Мерсо обернулся и, прислонившись к раме, которая слегка подалась, ждал окончания фразы. Загрей молчал. Ранняя муха забилась о стекло. Патрис повернулся к стеклу, схватил ее, потом отпустил.
– Я не любитель серьезных разговоров, – глядя на него, с некоторым колебанием продолжил Загрей. – Оттого что серьезно можно говорить только об одном: об оправдании своей жизни. А я ума не приложу, как можно было бы оправдать в собственных глазах отсутствие ног.
– Я тоже, – не оборачиваясь, отозвался Мерсо.
Вдруг брызнул заливистый смех Загрея.
– Спасибо. Так вы, пожалуй, не оставите мне вообще никаких иллюзий. – И, сменив тон, добавил: – Но у вас есть причина быть жестоким. Однако хотелось бы сказать вам кое-что. – Он вдруг стал серьезнее и замолчал.
Мерсо вернулся в кресло, сел напротив него.

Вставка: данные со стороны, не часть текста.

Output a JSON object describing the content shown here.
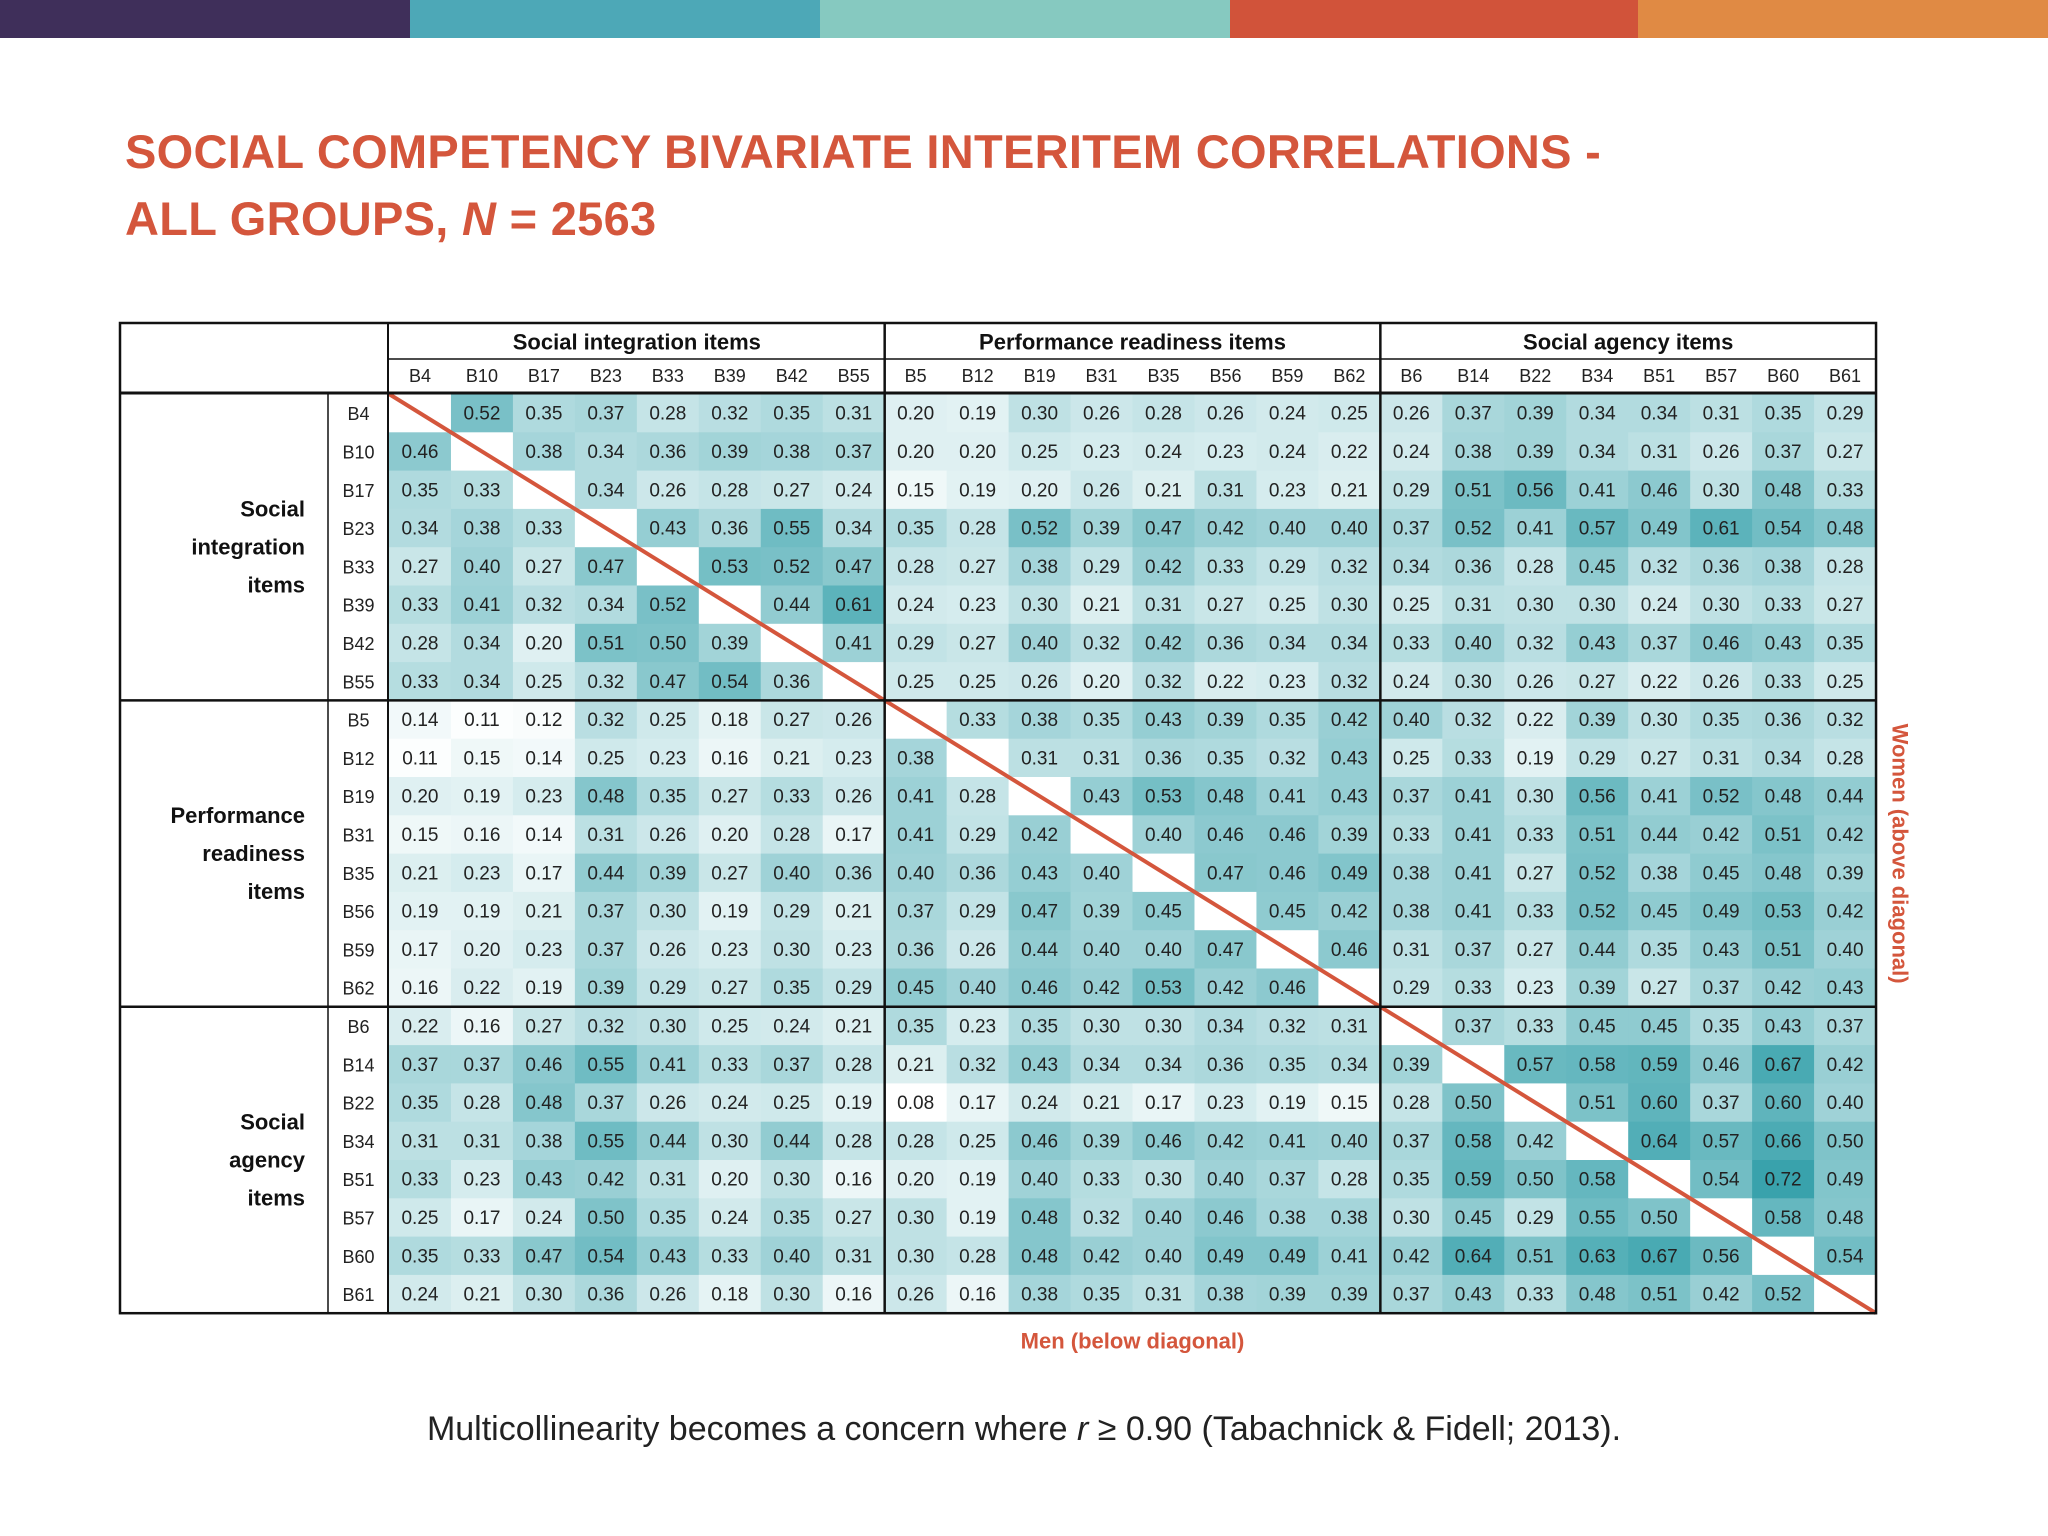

– Ну, так слушайте, – вновь быстро заговорил Загрей, – взгляните на меня. Мне помогают отправлять мои естественные нужды. Затем подмывают и вытирают. Хуже того, я плачу за это. Так вот, я ничего не предприму, чтобы укоротить свою жизнь, в которую так верую. Я бы согласился и на худшее, быть слепым, немым, все что захотите, лишь бы ощущать внутри то мрачное и обжигающее пламя, которое и есть я, причем живое «я», и могу лишь быть благодарным жизни за то, что мне все еще позволено гореть. – Он откинулся назад, слегка задыхаясь. Его лицо находилось теперь в тени, хорошо различим был только белесый отблеск одеяла на его подбородке. – А вы, Мерсо, с вашим-то телом… Да ваша единственная обязанность – жить и быть счастливым.
– Не смешите меня, – ответил Мерсо. – Да я по восемь часов в день торчу на работе! Другое дело, будь я свободен!
Заговорив, он оживился, и, как это с ним иногда бывало, ощутил прилив надежды, особенно сильный сегодня, когда чувствовалась поддержка собеседника. Вера в себя возвращалась к нему вместе с возможностью довериться кому-то. Он принялся гасить сигарету, давя ее в пепельнице, и продолжал уже гораздо спокойнее:
– Несколько лет у меня все было впереди, со мной говорили о моей жизни, о моем будущем. Я со всем соглашался. Делал то, что от меня требовали. Но уже тогда все это было мне чуждо. Постараться стать безличным – вот что меня занимало. Отказаться от счастья, быть «против». Я туманно выражаюсь, но ведь вы меня понимаете, Загрей.
– Да, – отозвался тот.
– И даже теперь, будь у меня время… Только бы вырваться, а там все пойдет само собой. Все остальное – это так, вроде дождичка, что поливает камешек. Освежило, и на том спасибо. Пройдет день, он снова раскалится от солнца. Мне всегда казалось, что именно это и есть счастье.